|Federal grand jury subpoenas Jefferson e-mails before searches|
Disclosure of request in House records
Thursday, July 06, 2006
By Bruce Alpert
WASHINGTON -- In another indication that the corruption probe of Rep. William Jefferson remains active, a federal grand jury last week subpoenaed e-mails to and from the New Orleans Democrat sent before the Aug. 3, 2005, search of his Washington and New Orleans homes.
The new subpoena was disclosed in the Congressional Record by the recipient, James Eagan, the chief administrative officer of the House.
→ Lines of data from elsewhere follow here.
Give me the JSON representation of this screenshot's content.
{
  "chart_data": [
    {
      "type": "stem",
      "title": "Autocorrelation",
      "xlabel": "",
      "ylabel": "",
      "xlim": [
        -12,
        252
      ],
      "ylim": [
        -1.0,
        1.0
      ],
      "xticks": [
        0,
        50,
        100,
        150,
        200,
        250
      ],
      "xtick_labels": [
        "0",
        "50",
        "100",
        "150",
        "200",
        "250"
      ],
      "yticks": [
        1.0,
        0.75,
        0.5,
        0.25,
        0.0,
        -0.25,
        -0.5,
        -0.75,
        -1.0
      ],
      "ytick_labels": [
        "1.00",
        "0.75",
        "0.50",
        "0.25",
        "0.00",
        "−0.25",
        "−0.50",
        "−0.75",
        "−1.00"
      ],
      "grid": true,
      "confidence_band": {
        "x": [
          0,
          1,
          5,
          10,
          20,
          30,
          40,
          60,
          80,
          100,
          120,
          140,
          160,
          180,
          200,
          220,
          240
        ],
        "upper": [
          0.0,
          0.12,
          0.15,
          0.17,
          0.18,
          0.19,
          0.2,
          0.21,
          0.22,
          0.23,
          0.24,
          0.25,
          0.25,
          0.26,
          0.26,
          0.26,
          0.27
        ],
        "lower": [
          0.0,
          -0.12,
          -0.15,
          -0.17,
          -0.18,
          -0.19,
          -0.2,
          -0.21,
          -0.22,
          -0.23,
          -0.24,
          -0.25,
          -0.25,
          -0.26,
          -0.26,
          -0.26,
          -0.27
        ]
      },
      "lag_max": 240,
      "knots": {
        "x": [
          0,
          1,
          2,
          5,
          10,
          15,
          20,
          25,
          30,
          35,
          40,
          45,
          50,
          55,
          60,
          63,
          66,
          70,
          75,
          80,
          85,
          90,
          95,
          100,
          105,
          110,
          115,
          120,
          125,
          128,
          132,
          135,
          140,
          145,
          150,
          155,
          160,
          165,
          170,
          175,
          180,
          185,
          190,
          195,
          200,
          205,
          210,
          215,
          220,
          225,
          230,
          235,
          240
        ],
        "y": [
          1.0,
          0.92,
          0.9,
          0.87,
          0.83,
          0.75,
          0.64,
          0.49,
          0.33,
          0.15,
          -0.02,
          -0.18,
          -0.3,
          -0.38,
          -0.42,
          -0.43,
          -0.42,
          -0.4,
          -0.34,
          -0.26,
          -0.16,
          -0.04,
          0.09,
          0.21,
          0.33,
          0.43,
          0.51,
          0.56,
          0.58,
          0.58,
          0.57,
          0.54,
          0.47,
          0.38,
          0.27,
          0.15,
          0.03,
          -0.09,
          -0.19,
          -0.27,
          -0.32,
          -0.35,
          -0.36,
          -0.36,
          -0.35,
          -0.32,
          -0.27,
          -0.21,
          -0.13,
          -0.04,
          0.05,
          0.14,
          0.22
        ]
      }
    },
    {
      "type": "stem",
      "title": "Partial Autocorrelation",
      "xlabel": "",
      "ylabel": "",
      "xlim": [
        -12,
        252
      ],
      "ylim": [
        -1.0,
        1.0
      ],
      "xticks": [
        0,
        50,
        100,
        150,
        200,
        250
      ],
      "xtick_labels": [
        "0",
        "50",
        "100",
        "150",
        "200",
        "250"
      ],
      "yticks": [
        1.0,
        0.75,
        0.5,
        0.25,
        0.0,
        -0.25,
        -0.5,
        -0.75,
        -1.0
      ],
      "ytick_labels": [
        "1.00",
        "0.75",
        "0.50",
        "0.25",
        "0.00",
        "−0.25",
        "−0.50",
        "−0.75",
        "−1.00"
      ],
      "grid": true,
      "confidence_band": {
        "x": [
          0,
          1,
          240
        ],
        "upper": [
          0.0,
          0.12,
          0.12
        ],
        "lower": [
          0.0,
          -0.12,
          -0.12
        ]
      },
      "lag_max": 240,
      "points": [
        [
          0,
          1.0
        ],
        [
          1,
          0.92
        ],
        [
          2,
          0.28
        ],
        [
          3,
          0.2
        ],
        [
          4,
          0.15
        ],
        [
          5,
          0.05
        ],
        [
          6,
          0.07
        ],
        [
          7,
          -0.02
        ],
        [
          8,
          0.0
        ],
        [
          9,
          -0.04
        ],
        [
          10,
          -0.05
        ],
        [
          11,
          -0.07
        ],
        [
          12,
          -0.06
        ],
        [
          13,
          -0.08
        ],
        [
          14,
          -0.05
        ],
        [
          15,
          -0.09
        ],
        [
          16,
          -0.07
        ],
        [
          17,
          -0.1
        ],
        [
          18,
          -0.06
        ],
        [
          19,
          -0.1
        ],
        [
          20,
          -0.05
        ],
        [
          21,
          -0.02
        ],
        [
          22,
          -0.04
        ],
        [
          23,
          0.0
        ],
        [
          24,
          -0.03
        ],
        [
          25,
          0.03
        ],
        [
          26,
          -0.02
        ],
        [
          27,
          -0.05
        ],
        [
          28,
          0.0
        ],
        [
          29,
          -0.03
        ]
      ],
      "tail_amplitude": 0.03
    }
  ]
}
The brief mention in the record, the official compilation of congressional activities, doesn't mention Jefferson by name, nor provide specifics on why prosecutors want the e-mails. But two sources familiar with the investigation said the e-mails being requested were either sent to or from the eight-term congressman.
Jefferson 's attorney, Robert Trout, had no immediate comment. The government's lead prosecutor for the Jefferson probe, Assistant U.S. Attorney Mark Lytle, also declined comment.
The disclosure of the subpoena comes as the Justice Department and Jefferson's attorneys continue to await a decision by U.S. District Court Judge Thomas Hogan on a challenge to the May 20 search of the congressman's office, the first ever in the history of Congress.
The challenge was mounted jointly by Jefferson and the bipartisan leadership of the House, alleging the Justice Department overreached its authority in the search. The Justice Department argued before Hogan that the raid was necessary because Jefferson had refused to turn over material needed for its probe.
President Bush has ordered the material, which included documents and several computer hard drives, sequestered by the U.S. Solicitor General's office at least through July 9 while attorneys for the Justice Department and House try to reach an agreement.
While the two sides are reported to have made significant progress on procedures to be followed if the Justice Departments decides to raid another congressional office, they still haven't come close to an understanding of what to do with the material obtained in the raid of Jefferson's office, according to two congressional sources.
That makes Hogan's ruling and any subsequent appellate decision all the more critical. Hogan's ruling is likely to be appealed by the losing side.
According to government affidavits, Jefferson is being investigated concerning allegations that he solicited and accepted bribes to help promote a cable television and Internet business in Nigeria and Ghana. The congressman, who has not been charged, has insisted he has an honorable explanation for all the allegations and predicted he will eventually be cleared of all wrongdoing.
Two associates, a former aide and the CEO of Kentucky-based iGate Inc., which was seeking contracts in Western Africa, have pleaded guilty to bribery-related charges and agreed to cooperate with prosecutors. A cooperating witness, multimillionaire Virginia businesswoman Lori Mody, who had agreed to invest in the iGate project, began wearing a recording device in spring 2005 during meetings and conversations with Jefferson.
The FBI has said in an affidavit that it videotaped Mody handing Jefferson a briefcase with $100,000 in $100 bills on July 30, 2005, and that its agents found all but $10,000 of the cash four days later stashed in the freezer of the congressman's Washington home.
Roll Call, the Capitol Hill newspaper, reported this week that the scope of the subpoena for the Jefferson e-mails had been negotiated by the Department of Justice and House lawyers for months. Under the procedures reportedly agreed to, the e-mails will be assembled, presumably by the House's administrative officer. Once they are assembled, Jefferson and his attorneys will have a chance to argue which e-mails should not be made available to federal prosecutors. It will be up to a federal judge in Alexandria, Va., who is overseeing the nearly 16-month year-old probe, whether Jefferson's arguments are valid.
Jefferson could object to release of e-mails related to his congressional work under the Constitution's speech or debate clause, which bars executive interference with the legislative process.